You can upload Scidex SDF data or the internal JSON lines format from an Export All download. You will have to chose which one it is, before the next step, which is checking the data. This will take a few minutes. In case of JSON lines format it will check the data for conformity with the current schema and in case of Scidex SDF it will parse the SDF to extract the data.

During this step, you will see the number of items already processed end eventual warnings and error messages. The warnings will include if no INCHI could be computed from the SDF, which is the case, if there are any special atoms in it like “*” or “R”. If no SMILES code could be computed the structure in question is seriously non conform. But entries with no atoms and bonds in the structure part, will also trigger this error. Do not close the window and wait until you are being offered to commit the data.

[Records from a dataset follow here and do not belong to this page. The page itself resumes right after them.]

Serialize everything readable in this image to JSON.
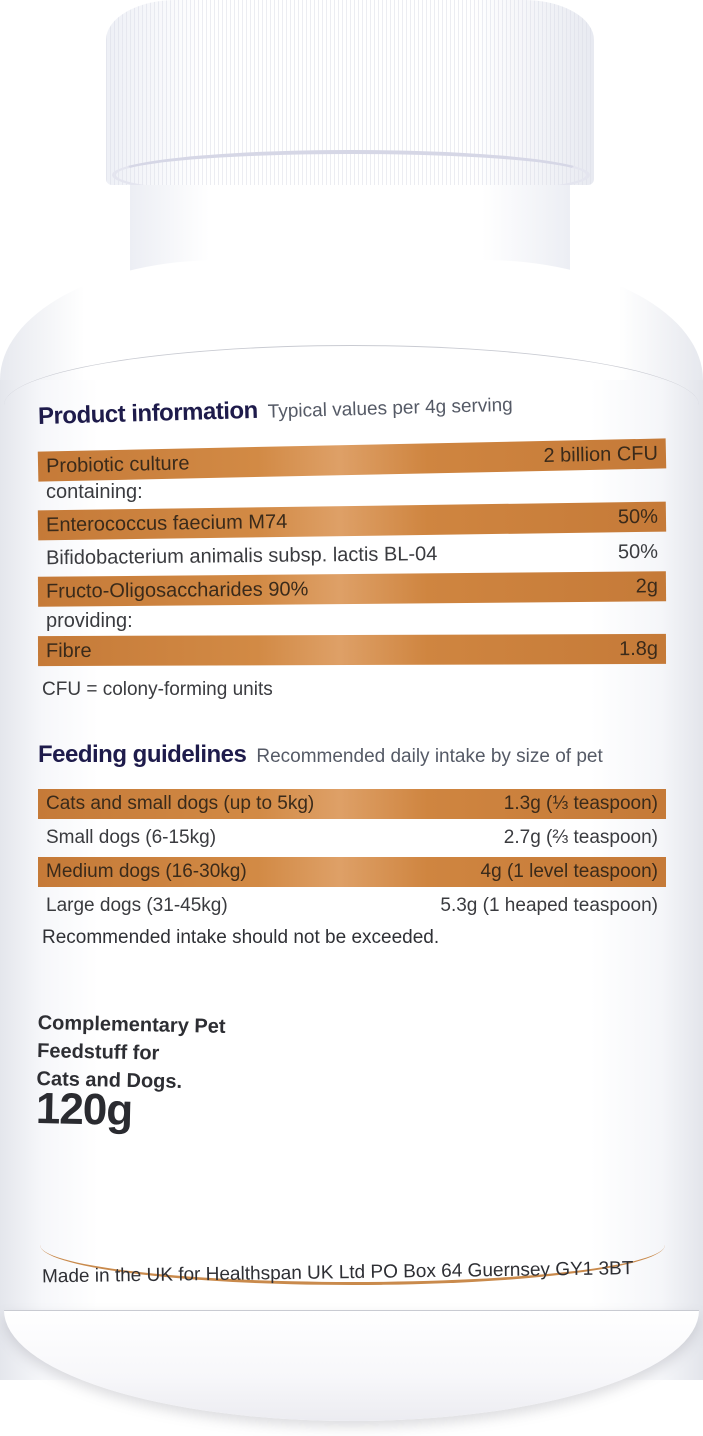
{
  "product_information": {
    "title": "Product information",
    "subtitle": "Typical values per 4g serving",
    "rows": [
      {
        "label": "Probiotic culture",
        "value": "2 billion CFU",
        "highlight": true
      },
      {
        "label": "containing:",
        "value": "",
        "highlight": false
      },
      {
        "label": "Enterococcus faecium M74",
        "value": "50%",
        "highlight": true
      },
      {
        "label": "Bifidobacterium animalis subsp. lactis BL-04",
        "value": "50%",
        "highlight": false
      },
      {
        "label": "Fructo-Oligosaccharides 90%",
        "value": "2g",
        "highlight": true
      },
      {
        "label": "providing:",
        "value": "",
        "highlight": false
      },
      {
        "label": "Fibre",
        "value": "1.8g",
        "highlight": true
      }
    ],
    "footnote": "CFU = colony-forming units"
  },
  "feeding_guidelines": {
    "title": "Feeding guidelines",
    "subtitle": "Recommended daily intake by size of pet",
    "rows": [
      {
        "label": "Cats and small dogs (up to 5kg)",
        "value": "1.3g (⅓ teaspoon)",
        "highlight": true
      },
      {
        "label": "Small dogs (6-15kg)",
        "value": "2.7g (⅔ teaspoon)",
        "highlight": false
      },
      {
        "label": "Medium dogs (16-30kg)",
        "value": "4g (1 level teaspoon)",
        "highlight": true
      },
      {
        "label": "Large dogs (31-45kg)",
        "value": "5.3g (1 heaped teaspoon)",
        "highlight": false
      }
    ],
    "note": "Recommended intake should not be exceeded."
  },
  "product_type": {
    "line1": "Complementary Pet",
    "line2": "Feedstuff for",
    "line3": "Cats and Dogs."
  },
  "net_weight": "120g",
  "footer": "Made in the UK for Healthspan UK Ltd  PO Box 64  Guernsey  GY1 3BT",
  "colors": {
    "band": "#CD8642",
    "heading": "#1E1B4B",
    "divider": "#C98A4C",
    "bottle": "#FFFFFF"
  }
}
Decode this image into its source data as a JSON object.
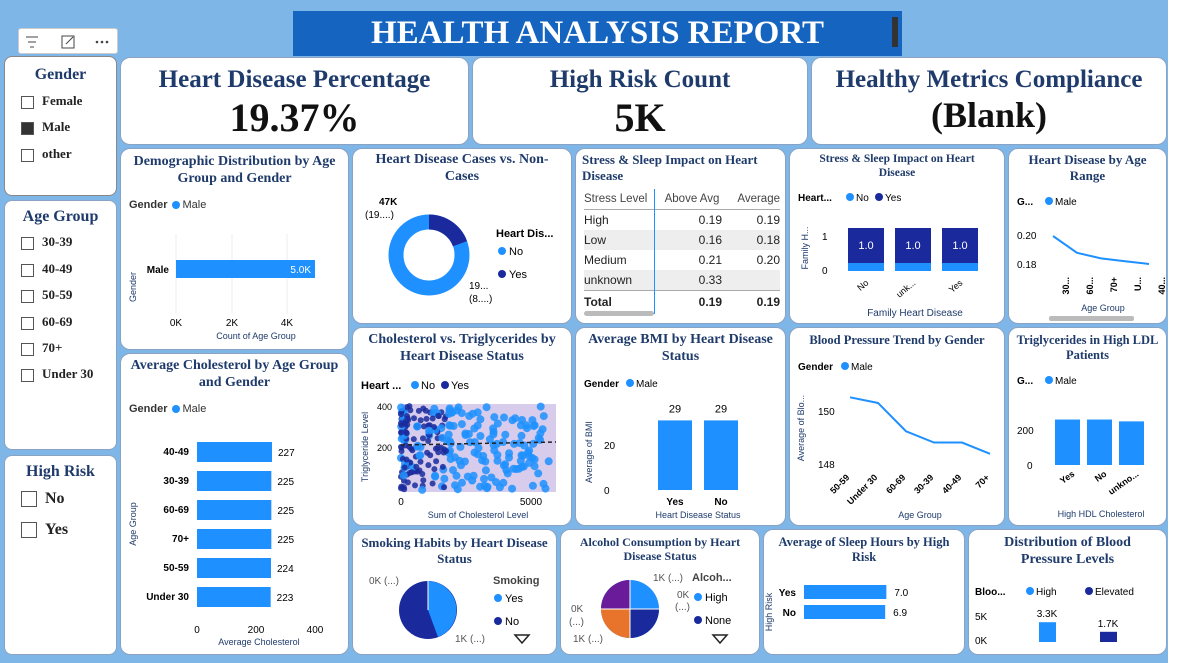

Committing will send the data to the database and the import is done. It remains to wait until the changes are processed and the new version number shows up in the header.

Reset and Import

The Delete All Data resets the database. Before you do such a thing make sure you did export and save a backup of the current state before you delete anything.

If you deleted the data, you will recognize that you still can see and search the database after you deleted it which is confusing. This is because what really happened is, we reseted the version number to 0, and deleted the CouchDB database.

This means as soon as you import any new data, the version of the CouchDB database changes and it will trigger a rebuild of the search tables. The import of the new data is complete if the version number in the header is the same as the CouchDB version. During the time the search tables are rebuilding the version field will show both versions as searchtable_version/CouchDB_version

Version Numbers

The version number comes from the CouchDB version system. As it is an append only data store, any document added removed or changed will increase the version by one. Version 0 therefore must be an empty database.